The Santa Barbara County residents who went to the polls Tuesday managed to beat the predicted voter turnout for the county in California’s primary election.
Of the 188,432 registered voters in Santa Barbara County, 45.9 percent cast their ballots in this election. The statewide turnout, however, was considerably lower; as of 3:31 a.m. Wednesday, with 20,748 of California’s 21,796 precincts reporting, votes had been counted for just 37 percent of registered voters. Polling places serving UCSB and Isla Vista reported a total of 3,072 ballots cast.
All but one of Santa Barbara’s 355 precincts had submitted their results by about 10 p.m.; a problem in a Santa Maria precinct delayed the vote count there for another half hour. The totals for the county also included over 35,000 absentee votes that were collected prior to the election. Joe Holland, the Santa Barbara County clerk-recorder-assessor, said poll workers would most likely be counting late-arriving absentee ballots for another week or more.
Holland said the final turnout for the county was 3 percent higher than the figure forecasted by the California Secretary of State’s office. He said that although it was higher than the 36 percent turnout in the election two years ago, he was not completely satisfied with the improvement.
“It’s less than I would have liked, but the people who did vote got their voices heard,” Holland said.
Linda Phillips was an inspector at the polls at Francisco Torres Residence Hall, one of several voting locations in Isla Vista. Inspectors, she said, are workers who are assigned to oversee voting efforts for a certain precinct or precincts.

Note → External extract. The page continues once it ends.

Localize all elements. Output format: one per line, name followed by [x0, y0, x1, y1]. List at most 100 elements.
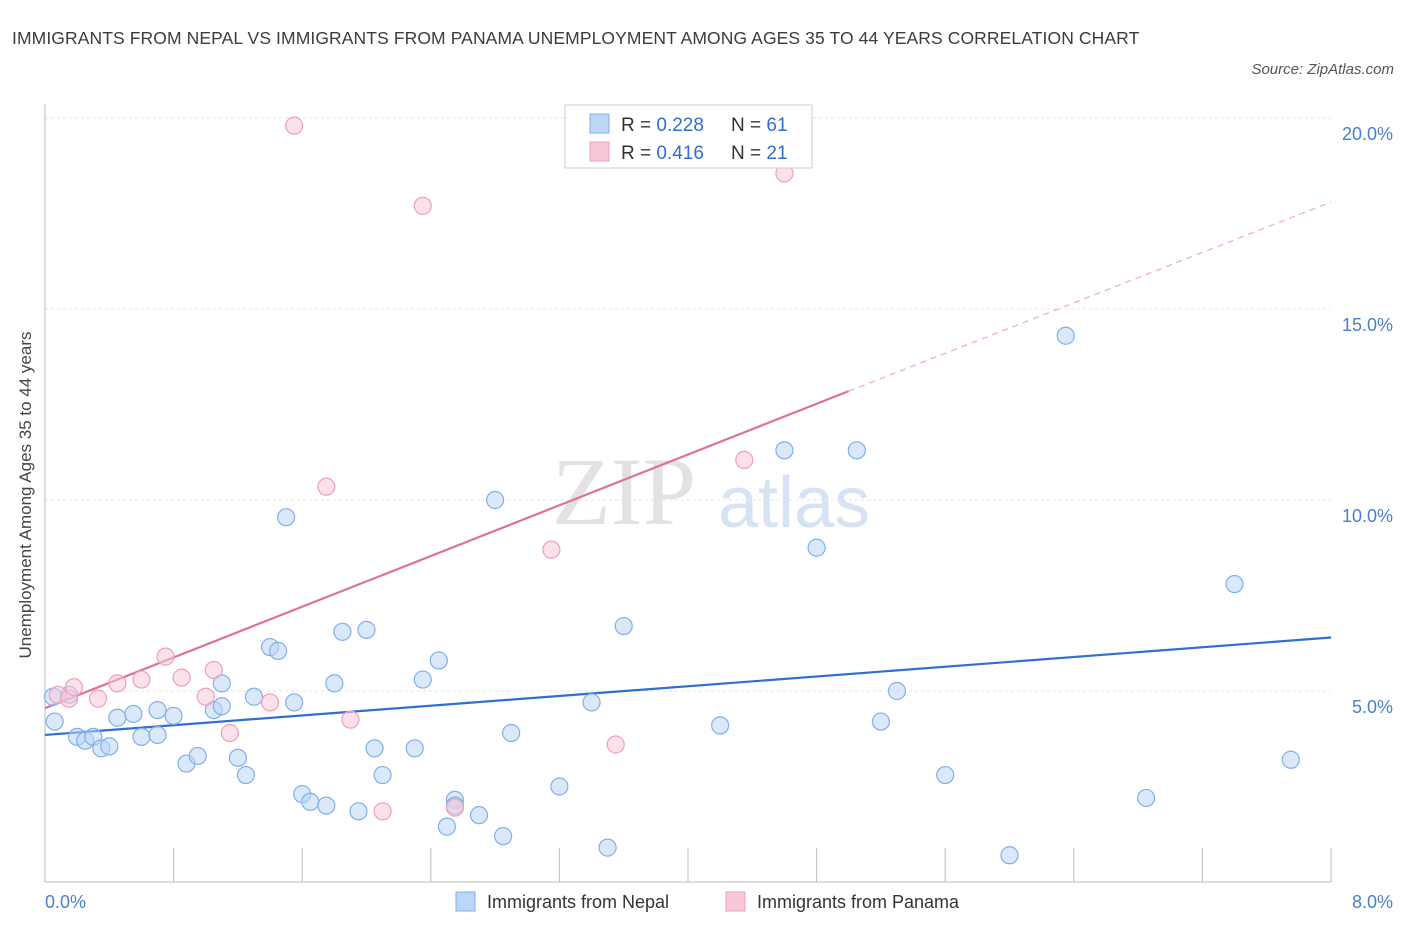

Phillips said she was not particularly impressed by the 600 people that had voted at FT by 6:15 p.m., but that she had nothing to compare the number to.
“It’s not a huge turnout, but I don’t know if it’s any higher or lower than usual,” Phillips said.
However, junior film studies major Mike Hood said he thought the line of people waiting to vote at FT was much longer than it had been in previous years.
“I’ve been voting here for three years,” Hood said. “It seems like a lot bigger turnout than any of the other years.”
Hood said he suspected that the Democratic primary and 3rd District supervisor race were partially responsible for the increased number of voters.
“I live in a house of eight people, and they are all voting in this election,” Hood said. “Everyone seems really interested in the primaries and the supervisor race.”
Alex Small, an inspector who oversaw polling at the Korean Methodist Church on Camino del Sur, said the turnout for the two precincts represented at the church was unusually large.
“One of the two precincts got close to 50 percent,” Small said. “Most of the day was pretty intense.”
At the University Religious Center on Camino Pescadero, inspector Marc Chytilo said he was pleased with this election’s turnout but that it was not exactly record-breaking.
“It’s slightly above the expectations for our precinct,” Chytilo said. “There was a continuous stream of people coming in at some points, but we never had a line out the door.”